細かい場面まではわかりませんでしたが、そんな聖兄弟の生涯が、ミュシャの幻想的な筆によって描かれています。
この兄弟の活動は、当時の東西教会の対立に翻弄されながら、チェコはカトリック(=スラブ語ではなくラテン語での典礼)の世界に入るという結末をむかえるため、サクセスストーリーとは言えないかもしれません。
ですが、「チェコ人」という民族意識が高まっていく中で、二人の兄弟はチェコ人の誇りとなっていったようです。
この辺の話は、「物語チェコの歴史」という本で読むと興味深いです。
上の方に座っている美女は誰?
ステンドグラスの一番上の部分は、花模様の向こう側に人物が描かれていて、これまた幻想的です。
一番上で両手を広げているのは、イエス・キリストです。
イエス・キリストの真下に描かれた美しい女性は「スラヴィア」といって、ミュシャが創作したスラブを象徴する女神なのだそうです。
地域の擬人化って…現代日本のコミック・アニメ界を先取りしているミュシャすごい…。
下部の文字盤はスポンサーロゴ!
ミュシャのステンドグラスの一番下には、このような文字が描かれています。
文字盤自体がカラフルで美しいので、装飾の一部にしか見えないのですが、こちらはステンドグラスを作る資金を提供してくれた銀行のエンブレムなのだそうです。
要するにスポンサーロゴということなのですが、それさえも違和感なく芸術の一部にしてしまっているんですね。
町のあちこちに企業ロゴが氾濫している現代文化から見ると、考えさせられるものがあるなあ~。
ミュシャ以外のステンドグラスも美しい!
聖ヴィート大聖堂はゴシック聖堂らしく、たくさんのステンドグラス作品があり、ミュシャ作品以外の窓も美しいです。
こちらは正面祭壇のステンドグラス。
こちらは後方のバラ窓。
この日はくもったり晴れたりという天気で、外からの日光の入り方が変わると、ステンドグラスの雰囲気も変わり、光の変化を楽しむことができました。
聖ヤン・ネポムツキーの墓碑
聖ヴィート大聖堂で、ミュシャのステントグラスに次ぐ見どころとして知られるのが、銀をふんだんに使って作られた聖ヤン・ネポムツキーの墓碑です。

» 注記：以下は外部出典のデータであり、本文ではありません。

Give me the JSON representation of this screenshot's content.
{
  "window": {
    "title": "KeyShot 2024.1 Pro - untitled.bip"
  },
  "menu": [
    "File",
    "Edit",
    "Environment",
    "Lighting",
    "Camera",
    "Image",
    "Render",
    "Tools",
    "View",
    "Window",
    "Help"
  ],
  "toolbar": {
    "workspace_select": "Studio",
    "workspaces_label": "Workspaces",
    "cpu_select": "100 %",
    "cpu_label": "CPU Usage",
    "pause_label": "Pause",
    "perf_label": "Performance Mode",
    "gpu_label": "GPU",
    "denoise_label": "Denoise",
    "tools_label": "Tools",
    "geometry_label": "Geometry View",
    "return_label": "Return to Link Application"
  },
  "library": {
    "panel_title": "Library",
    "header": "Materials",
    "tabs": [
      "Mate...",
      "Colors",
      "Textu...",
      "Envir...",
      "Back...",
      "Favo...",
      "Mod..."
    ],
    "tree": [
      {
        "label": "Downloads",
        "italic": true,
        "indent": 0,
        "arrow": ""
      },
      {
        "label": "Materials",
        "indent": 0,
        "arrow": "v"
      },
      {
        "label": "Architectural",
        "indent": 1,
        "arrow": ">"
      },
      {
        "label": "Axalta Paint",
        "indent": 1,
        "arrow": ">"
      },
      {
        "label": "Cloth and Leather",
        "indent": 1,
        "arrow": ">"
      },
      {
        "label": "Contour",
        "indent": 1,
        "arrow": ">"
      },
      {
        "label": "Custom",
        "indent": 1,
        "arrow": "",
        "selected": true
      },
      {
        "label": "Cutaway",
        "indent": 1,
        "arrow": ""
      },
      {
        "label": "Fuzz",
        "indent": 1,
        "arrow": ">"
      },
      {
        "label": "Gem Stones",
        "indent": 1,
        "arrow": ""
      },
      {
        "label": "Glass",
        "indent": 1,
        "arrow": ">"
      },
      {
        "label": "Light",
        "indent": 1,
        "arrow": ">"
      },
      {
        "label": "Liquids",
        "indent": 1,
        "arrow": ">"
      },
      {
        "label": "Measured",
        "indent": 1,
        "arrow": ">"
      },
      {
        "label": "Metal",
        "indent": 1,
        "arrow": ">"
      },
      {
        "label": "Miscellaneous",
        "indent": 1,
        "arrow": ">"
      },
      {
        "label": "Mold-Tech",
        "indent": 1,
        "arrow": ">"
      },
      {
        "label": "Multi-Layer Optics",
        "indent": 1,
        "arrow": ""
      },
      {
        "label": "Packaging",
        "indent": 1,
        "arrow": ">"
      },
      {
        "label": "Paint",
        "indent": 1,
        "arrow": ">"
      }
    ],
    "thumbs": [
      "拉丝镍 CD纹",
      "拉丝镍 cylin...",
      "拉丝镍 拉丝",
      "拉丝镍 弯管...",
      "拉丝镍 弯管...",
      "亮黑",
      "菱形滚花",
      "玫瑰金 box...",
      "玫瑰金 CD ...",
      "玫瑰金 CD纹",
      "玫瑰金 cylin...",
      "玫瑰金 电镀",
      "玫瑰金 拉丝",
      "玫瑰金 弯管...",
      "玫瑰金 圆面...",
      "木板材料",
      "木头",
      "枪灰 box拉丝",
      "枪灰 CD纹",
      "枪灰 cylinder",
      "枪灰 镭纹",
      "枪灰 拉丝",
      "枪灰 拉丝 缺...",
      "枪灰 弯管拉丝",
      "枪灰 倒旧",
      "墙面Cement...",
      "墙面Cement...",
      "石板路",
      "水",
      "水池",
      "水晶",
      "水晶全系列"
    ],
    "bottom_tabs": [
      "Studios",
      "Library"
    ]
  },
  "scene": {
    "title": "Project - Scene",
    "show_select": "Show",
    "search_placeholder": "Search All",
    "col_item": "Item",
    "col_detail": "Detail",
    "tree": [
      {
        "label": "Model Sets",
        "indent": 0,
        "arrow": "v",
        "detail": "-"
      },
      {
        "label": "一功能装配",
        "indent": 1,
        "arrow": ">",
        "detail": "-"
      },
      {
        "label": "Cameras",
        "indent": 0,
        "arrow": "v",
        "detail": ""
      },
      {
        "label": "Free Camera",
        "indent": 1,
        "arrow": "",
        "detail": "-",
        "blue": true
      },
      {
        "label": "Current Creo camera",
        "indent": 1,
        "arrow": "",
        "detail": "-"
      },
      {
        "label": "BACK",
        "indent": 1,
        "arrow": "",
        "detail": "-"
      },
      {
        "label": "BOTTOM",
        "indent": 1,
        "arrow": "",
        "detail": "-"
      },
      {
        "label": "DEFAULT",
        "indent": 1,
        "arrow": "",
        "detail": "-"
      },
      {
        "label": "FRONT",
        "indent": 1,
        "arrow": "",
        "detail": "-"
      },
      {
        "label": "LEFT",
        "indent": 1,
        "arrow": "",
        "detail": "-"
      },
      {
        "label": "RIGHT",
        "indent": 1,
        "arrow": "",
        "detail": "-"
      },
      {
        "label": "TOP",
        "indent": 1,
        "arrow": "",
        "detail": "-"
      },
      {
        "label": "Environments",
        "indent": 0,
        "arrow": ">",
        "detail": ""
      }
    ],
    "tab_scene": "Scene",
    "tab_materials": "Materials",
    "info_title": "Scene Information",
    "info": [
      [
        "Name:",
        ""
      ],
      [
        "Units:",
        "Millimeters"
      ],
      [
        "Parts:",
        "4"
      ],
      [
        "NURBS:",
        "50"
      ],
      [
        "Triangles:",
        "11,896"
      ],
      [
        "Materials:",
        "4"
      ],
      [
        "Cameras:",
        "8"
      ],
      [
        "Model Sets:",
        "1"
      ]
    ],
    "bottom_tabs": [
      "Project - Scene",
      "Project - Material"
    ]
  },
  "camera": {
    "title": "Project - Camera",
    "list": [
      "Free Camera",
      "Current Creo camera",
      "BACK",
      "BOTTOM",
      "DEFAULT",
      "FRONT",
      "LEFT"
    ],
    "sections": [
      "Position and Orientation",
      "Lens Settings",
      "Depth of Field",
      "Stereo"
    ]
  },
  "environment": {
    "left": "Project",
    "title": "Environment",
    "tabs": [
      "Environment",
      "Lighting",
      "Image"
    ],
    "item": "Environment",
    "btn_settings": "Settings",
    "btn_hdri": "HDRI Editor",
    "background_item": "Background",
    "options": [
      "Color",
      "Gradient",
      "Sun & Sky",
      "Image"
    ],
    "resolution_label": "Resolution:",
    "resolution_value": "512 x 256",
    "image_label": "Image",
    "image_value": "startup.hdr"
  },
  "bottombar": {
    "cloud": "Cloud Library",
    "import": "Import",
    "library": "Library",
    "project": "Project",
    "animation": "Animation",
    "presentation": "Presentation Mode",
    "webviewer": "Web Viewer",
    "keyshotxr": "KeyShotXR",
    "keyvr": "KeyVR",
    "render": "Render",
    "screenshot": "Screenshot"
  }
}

聖ヤン・ネポムツキーは、カレル橋の人気銅像でおなじみですね。頭上に5つの星があります。
宙に浮いているのが不思議な感じの、天蓋を持っている天使。この天蓋も、パッと見だと柔らかい布に見えますが、彫刻なので驚きます。
聖ヴァーツラフの礼拝堂
右側の中ほどには、聖ヴァーツラフの礼拝堂があります。14世紀にパルレーシュによって設計されました。
中には入れませんが、入り口からのぞくことができます。
聖ヴァーツラフだけが銅像で、その銅像を取り囲むように絵が描かれた、ユニークな装飾になっています。
ミュシャのステンドグラスに描かれたあの美少年が、ここに祀られている聖ヴァーツラフの若い頃です。
大聖堂内を出たら右側側面の鑑賞も忘れずに!
聖ヴィート大聖堂は、内部の見どころがたっぷりなので、つい忘れてしまいがちなのが、外側の装飾です。
最初に書いたように、正面部分は前に開けた広場がないので、しっかり全体像を見ることができないのですが、右側側面は広場からしっかり鑑賞できます。
見事なゴシック聖堂です!
側面には、最後の審判を描いた美しいモザイクもあります。
左には審判を受けるために、死者たちが天使から墓の中から起こされている様子が描かれています。
聖ヴィート大聖堂を出た時に、ちょうど日が差してきて良い天気になり、モザイクがキラキラと輝いて綺麗でした。
まとめ
聖ヴィート大聖堂は、ミュシャ作のステンドグラスをはじめ、内部観光は非常に見ごたえがありました。
無料エリアからだけでは大まかな雰囲気しか楽しめないので、ぜひ有料でも入場することをおすすめします。
聖ヴィート大聖堂は外観も内観もすばらしく、プラハ城では一番の名所だと感じました。